For decades, we have neglected performing serious user studies of formal-methods tools. This is now starting to change. An earlier post introduces our new work in this area.
That study works with students in an upper-level class, who are a fairly good proxy for some developers (and are anyway an audience we have good access to). Unfortunately, student populations are problematic for several reasons:
There are only so many students in a class. There may not be enough to obtain statistical strength, especially on designs that require A/B testing and the like.
The class is offered only so often. It may take a whole year between studies. (This is a common problem in computing education research.)
As students progress through a class, it’s hard to “rewind” them and study their responses at an earlier stage in their learning.
And so on. It would be helpful if we could obtain large numbers of users quickly, relatively cheaply, and repeatedly.
This naturally suggests crowdsourcing. Unfortunately, the tasks we are examining involve using tools based on formal logic, not identifying birds or picking Web site colors (or solving CAPTCHAs…). That would seem to greatly limit the utility of crowd-workers on popular sites like Mechanical Turk.

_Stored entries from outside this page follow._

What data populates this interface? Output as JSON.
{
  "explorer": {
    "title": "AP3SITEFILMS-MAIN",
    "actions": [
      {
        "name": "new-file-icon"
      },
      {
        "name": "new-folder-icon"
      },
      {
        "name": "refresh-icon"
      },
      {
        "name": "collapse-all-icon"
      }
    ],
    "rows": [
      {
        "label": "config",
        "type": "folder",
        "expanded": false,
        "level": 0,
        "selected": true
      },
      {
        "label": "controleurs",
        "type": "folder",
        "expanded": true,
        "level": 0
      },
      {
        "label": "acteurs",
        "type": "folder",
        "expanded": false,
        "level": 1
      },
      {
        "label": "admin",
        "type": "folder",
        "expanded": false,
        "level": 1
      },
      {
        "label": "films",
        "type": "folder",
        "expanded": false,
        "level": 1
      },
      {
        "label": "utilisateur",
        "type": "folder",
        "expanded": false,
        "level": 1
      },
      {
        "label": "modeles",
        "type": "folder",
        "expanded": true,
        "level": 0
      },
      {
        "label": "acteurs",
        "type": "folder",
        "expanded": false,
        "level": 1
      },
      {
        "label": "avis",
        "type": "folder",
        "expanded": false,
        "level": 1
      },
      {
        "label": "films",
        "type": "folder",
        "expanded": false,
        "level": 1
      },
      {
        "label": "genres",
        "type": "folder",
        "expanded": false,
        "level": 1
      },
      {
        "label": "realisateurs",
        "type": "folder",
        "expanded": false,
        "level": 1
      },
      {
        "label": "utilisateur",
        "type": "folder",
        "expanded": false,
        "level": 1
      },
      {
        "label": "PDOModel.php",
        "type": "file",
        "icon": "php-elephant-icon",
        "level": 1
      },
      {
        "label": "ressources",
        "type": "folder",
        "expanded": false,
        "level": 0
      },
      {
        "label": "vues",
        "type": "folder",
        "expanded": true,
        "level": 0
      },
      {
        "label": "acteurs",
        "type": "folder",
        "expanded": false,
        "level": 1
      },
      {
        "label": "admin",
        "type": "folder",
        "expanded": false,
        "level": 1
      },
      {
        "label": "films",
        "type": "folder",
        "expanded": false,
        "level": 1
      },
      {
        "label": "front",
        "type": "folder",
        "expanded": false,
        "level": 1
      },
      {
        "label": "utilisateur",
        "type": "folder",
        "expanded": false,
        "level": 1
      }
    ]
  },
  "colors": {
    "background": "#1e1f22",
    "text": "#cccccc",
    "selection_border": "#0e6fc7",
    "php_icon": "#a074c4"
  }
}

In reality, this depends on how the problem is phrased. If we view it as “Can we find lots of Turkers with knowledge of Promela (or Alloy or …)?”, the answer is pretty negative. If, however, we can rework the problems somewhat so the question is “Can we get people to work on a puzzle?”, we can find many, many more workers. That is, sometimes the problem is one of vocabulary (and in particular, the use of specific formal methods languages) than of raw ability.
Concretely, we have taken the following steps:
Adapt problems from being questions about Alloy specifications to being phrased as logic “puzzles”.
Provide an initial training phase to make sure workers understand what we’re after.
Follow that with an evaluation phase to ensure that they “got the idea”. Only consider responses from those workers who score at a high enough threshold on evaluation.
Only then conduct the actual study.
Observe that even if we don’t want to trust the final results obtained from crowdsourcing, there are still uses for this process. Designing a good study requires several rounds of prototyping: even simple wording choices can have huge and unforeseen (negative) consequences. The more rounds we get to test a study, the better it will come out. Therefore, the crowd is useful at least to prototype and refine a study before unleashing it on a more qualified, harder-to-find audience — a group that, almost by definition, you do not want to waste on a first-round study prototype.
For more information, see our paper. We find fairly useful results using workers on Mechanical Turk. In many cases the findings there correspond with those we found with class students.